See what more “the internet novel” could be if it really tried? This technology has shaped and will continue to shape our culture; it is a fact of life, with all its good and bad qualities. Most of all, it gives us unprecedented opportunities for connection. We don’t need another book telling us to log off. We need literature showing us how to craft our lives with care, how to understand and even love the new distances we’re creating between one another, how to work with our internet dependencies to create new potentialities. We are born into an increasingly digital world, and yet we still have mothers, and we still can become mothers, in many meanings of the term. Besides, no matter how many people tell you to log off, you won’t. Now what?

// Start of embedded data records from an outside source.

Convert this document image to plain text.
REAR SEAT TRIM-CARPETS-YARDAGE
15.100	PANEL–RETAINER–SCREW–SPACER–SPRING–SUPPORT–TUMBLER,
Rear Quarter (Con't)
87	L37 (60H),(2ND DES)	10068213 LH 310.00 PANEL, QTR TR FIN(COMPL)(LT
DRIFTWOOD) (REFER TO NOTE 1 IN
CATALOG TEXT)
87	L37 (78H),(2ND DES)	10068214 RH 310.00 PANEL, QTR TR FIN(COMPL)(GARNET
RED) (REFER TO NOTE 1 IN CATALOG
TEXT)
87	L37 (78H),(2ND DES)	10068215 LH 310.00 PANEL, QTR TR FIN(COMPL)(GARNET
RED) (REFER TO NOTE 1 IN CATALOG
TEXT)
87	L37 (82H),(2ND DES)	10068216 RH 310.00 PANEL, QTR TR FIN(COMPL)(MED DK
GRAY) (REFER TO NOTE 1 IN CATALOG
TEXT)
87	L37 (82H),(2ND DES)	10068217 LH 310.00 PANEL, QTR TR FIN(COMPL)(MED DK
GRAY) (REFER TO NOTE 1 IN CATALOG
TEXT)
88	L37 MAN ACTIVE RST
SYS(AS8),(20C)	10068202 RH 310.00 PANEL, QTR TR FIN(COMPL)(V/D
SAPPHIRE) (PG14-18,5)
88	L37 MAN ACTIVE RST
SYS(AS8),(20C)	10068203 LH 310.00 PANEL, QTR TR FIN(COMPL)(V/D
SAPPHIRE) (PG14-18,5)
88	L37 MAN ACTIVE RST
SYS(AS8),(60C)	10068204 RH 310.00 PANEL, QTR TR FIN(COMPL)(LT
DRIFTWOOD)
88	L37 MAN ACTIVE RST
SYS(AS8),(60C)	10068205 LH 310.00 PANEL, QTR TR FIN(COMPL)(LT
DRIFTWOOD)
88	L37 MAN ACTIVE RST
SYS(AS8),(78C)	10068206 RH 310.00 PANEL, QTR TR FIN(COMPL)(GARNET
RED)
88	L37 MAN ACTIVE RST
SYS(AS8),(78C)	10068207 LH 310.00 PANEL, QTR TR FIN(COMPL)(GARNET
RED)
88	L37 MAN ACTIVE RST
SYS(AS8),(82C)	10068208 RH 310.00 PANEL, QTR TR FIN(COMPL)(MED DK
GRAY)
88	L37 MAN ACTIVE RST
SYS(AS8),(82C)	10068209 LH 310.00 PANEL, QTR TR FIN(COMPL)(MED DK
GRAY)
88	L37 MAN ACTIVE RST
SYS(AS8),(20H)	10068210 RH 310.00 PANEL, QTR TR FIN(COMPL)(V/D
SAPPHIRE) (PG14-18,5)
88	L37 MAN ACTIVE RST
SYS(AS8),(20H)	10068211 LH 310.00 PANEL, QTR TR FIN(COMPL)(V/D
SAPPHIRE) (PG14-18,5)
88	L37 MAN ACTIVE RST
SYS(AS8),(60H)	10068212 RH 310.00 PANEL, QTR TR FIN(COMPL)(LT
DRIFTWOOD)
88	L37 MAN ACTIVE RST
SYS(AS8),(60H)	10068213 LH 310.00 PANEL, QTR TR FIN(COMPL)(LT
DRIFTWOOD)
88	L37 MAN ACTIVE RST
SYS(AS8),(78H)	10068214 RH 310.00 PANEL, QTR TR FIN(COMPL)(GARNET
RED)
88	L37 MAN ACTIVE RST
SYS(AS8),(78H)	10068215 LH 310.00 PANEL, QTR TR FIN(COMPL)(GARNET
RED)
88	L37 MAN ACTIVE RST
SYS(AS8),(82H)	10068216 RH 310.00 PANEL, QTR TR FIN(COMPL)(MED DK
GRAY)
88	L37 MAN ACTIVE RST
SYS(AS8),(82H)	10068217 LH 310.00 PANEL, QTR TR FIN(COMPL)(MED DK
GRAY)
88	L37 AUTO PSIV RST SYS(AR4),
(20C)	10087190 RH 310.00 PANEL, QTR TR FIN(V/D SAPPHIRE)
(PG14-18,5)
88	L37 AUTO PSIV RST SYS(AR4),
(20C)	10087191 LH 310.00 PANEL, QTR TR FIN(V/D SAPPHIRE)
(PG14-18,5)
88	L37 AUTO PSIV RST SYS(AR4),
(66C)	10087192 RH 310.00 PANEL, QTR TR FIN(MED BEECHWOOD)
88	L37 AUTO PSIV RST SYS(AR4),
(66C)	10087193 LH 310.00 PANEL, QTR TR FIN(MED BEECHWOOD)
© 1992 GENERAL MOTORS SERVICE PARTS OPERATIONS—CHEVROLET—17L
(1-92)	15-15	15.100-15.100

Denise S. Robbins is the author of The Unmapping, a speculative climate fiction novel published in June 2025. Her stories and interviews have been published in The Barcelona Review, Gulf Coast, Chicago Review of Books, and many more. Find her on Substack at denisesrobbins.substack.com.
I'm happy to have read this review, a book to avoid. Kudos for getting through it, and for such a generous review.
This sounds like the stupidest book ever written—one that you couldn’t pay me to read. Honestly, the plot is cliché and disgusting. Thank you for outlining the many ways this book fails.